Conceber a escola na perspectiva dos ciclos de formação forçou que se repensasse a estrutura fragmentada do tempo escolar, até então regulada pelo calendário que divide o tempo em ano, semestre, bimestre. Dessa forma, mudou-se a orientação com base nos ciclos de formação humana, muito mais amplos e diversificados.

Entretanto, considerar esses ciclos requer mais que dividir o tempo escolar em tempos mais longos que o ano letivo, compreende também pensar nas formas próprias de aprender dentro de cada um deles.  Ou seja, o fato de um(a) jovem de 15 anos não saber ler, por exemplo, não faz com que ele(a) deixe de ter desejos, projetos, interesses, formas de ver o mundo e viver nele, ou que deixe de ser jovem como qualquer outro(a) já alfabetizado(a). Dessa maneira, embora também não saiba ler, o processo de formação desse(a) jovem se distancia bastante do processo de formação e alfabetização de uma criança de sete anos.
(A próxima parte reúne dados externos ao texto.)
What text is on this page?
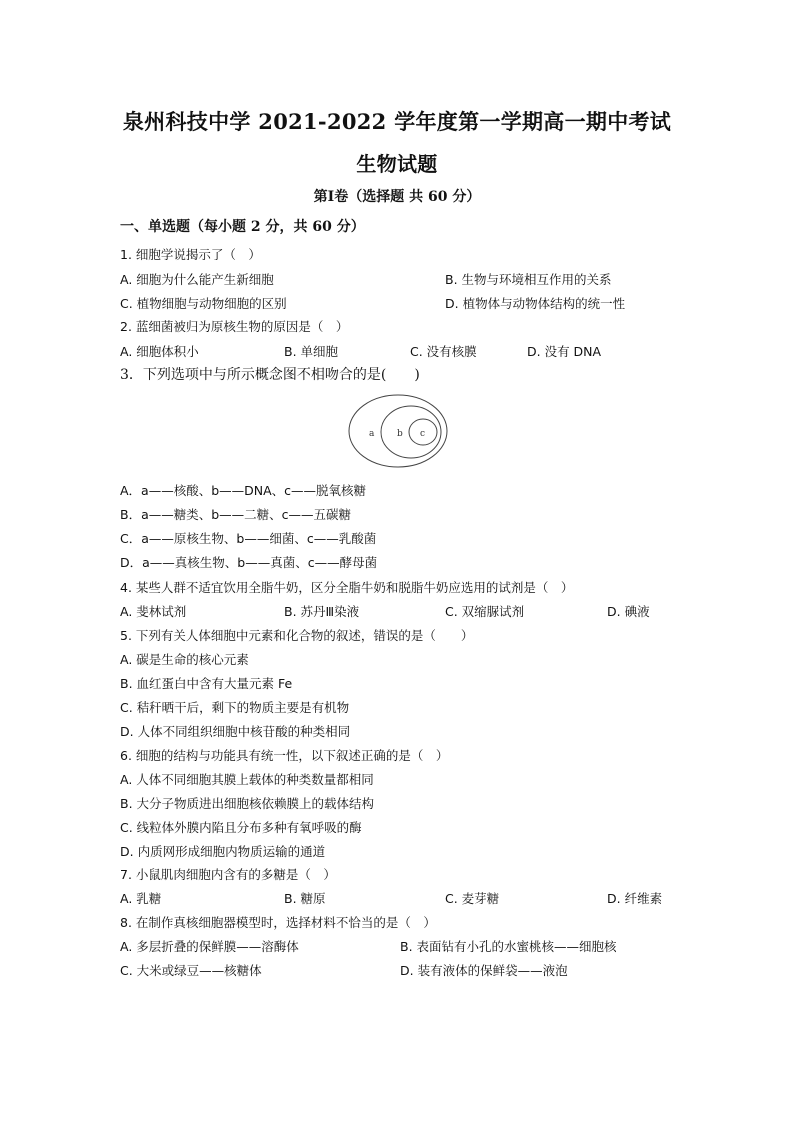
泉州科技中学 2021-2022 学年度第一学期高一期中考试
生物试题
第Ⅰ卷（选择题 共 60 分）
一、单选题（每小题 2 分，共 60 分）
1. 细胞学说揭示了（　）
A. 细胞为什么能产生新细胞	B. 生物与环境相互作用的关系
C. 植物细胞与动物细胞的区别	D. 植物体与动物体结构的统一性
2. 蓝细菌被归为原核生物的原因是（　）
A. 细胞体积小	B. 单细胞	C. 没有核膜	D. 没有 DNA
3．下列选项中与所示概念图不相吻合的是(　　)
a	b c
A．a——核酸、b——DNA、c——脱氧核糖
B．a——糖类、b——二糖、c——五碳糖
C．a——原核生物、b——细菌、c——乳酸菌
D．a——真核生物、b——真菌、c——酵母菌
4. 某些人群不适宜饮用全脂牛奶，区分全脂牛奶和脱脂牛奶应选用的试剂是（　）
A. 斐林试剂	B. 苏丹Ⅲ染液	C. 双缩脲试剂	D. 碘液
5. 下列有关人体细胞中元素和化合物的叙述，错误的是（　　）
A. 碳是生命的核心元素
B. 血红蛋白中含有大量元素 Fe
C. 秸秆晒干后，剩下的物质主要是有机物
D. 人体不同组织细胞中核苷酸的种类相同
6. 细胞的结构与功能具有统一性，以下叙述正确的是（　）
A. 人体不同细胞其膜上载体的种类数量都相同
B. 大分子物质进出细胞核依赖膜上的载体结构
C. 线粒体外膜内陷且分布多种有氧呼吸的酶
D. 内质网形成细胞内物质运输的通道
7. 小鼠肌肉细胞内含有的多糖是（　）
A. 乳糖	B. 糖原	C. 麦芽糖	D. 纤维素
8. 在制作真核细胞器模型时，选择材料不恰当的是（　）
A. 多层折叠的保鲜膜——溶酶体	B. 表面钻有小孔的水蜜桃核——细胞核
C. 大米或绿豆——核糖体	D. 装有液体的保鲜袋——液泡
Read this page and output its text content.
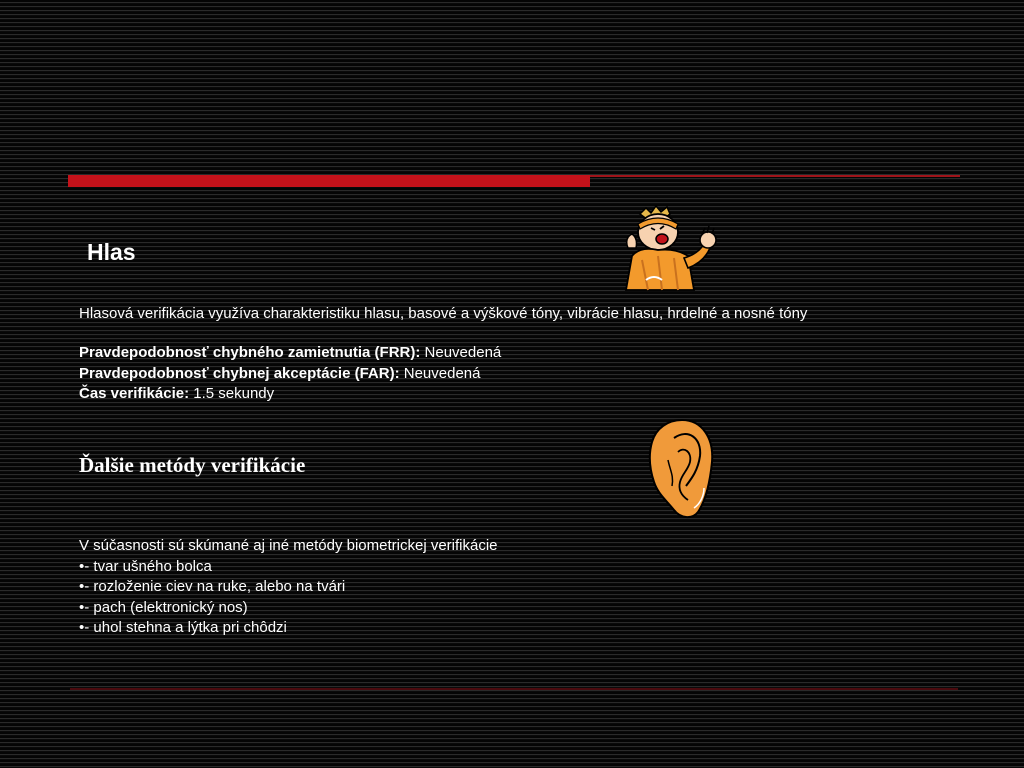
Hlas
Hlasová verifikácia využíva charakteristiku hlasu, basové a výškové tóny, vibrácie hlasu, hrdelné a nosné tóny
Pravdepodobnosť chybného zamietnutia (FRR): Neuvedená
Pravdepodobnosť chybnej akceptácie (FAR): Neuvedená
Čas verifikácie: 1.5 sekundy
Ďalšie metódy verifikácie
V súčasnosti sú skúmané aj iné metódy biometrickej verifikácie
•- tvar ušného bolca
•- rozloženie ciev na ruke, alebo na tvári
•- pach (elektronický nos)
•- uhol stehna a lýtka pri chôdzi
Os ciclos, de seu lado, não estão desvinculados do contexto social e cultural em que cada indivíduo está inserido. Ao se discutir o que é próprio da infância, por exemplo, é preciso pensá-la não de forma abstrata, mas levando em consideração o universo cultural onde essa infância está sendo vivida, pois ser criança indígena é bastante diferente de ser uma criança negra da periferia de uma grande cidade ou um sem-terrinha. Por isso, a dimensão da diversidade é um componente fundante dos ciclos de formação e uma exigência para qualquer escola que se pretenda inclusiva e democrática.

Nesse sentido, é importante que nos perguntemos: Que concepções de tempos de formação temos em nossas escolas? Os tempos da escola são vistos como tempos de formação humana ou apenas tempos de transmissão de conteúdos? Como entendemos os conteúdos acadêmicos dentro da escola: como instrumentos de formação ou como fins em si mesmos? Estamos criando canais de conexão entre a cultura dos estudantes e a cultura acadêmica? Através de que práticas? Consideramos que, por trás de um(a) aluno(a), existe uma criança ou um(a) jovem que carrega um conhecimento, uma cultura, uma forma própria e diversa de ver e viver o mundo?


Uma escola que se pretenda democrática precisa, então, compreender e acolher a diversidade, transformando-a em vantagem pedagógica.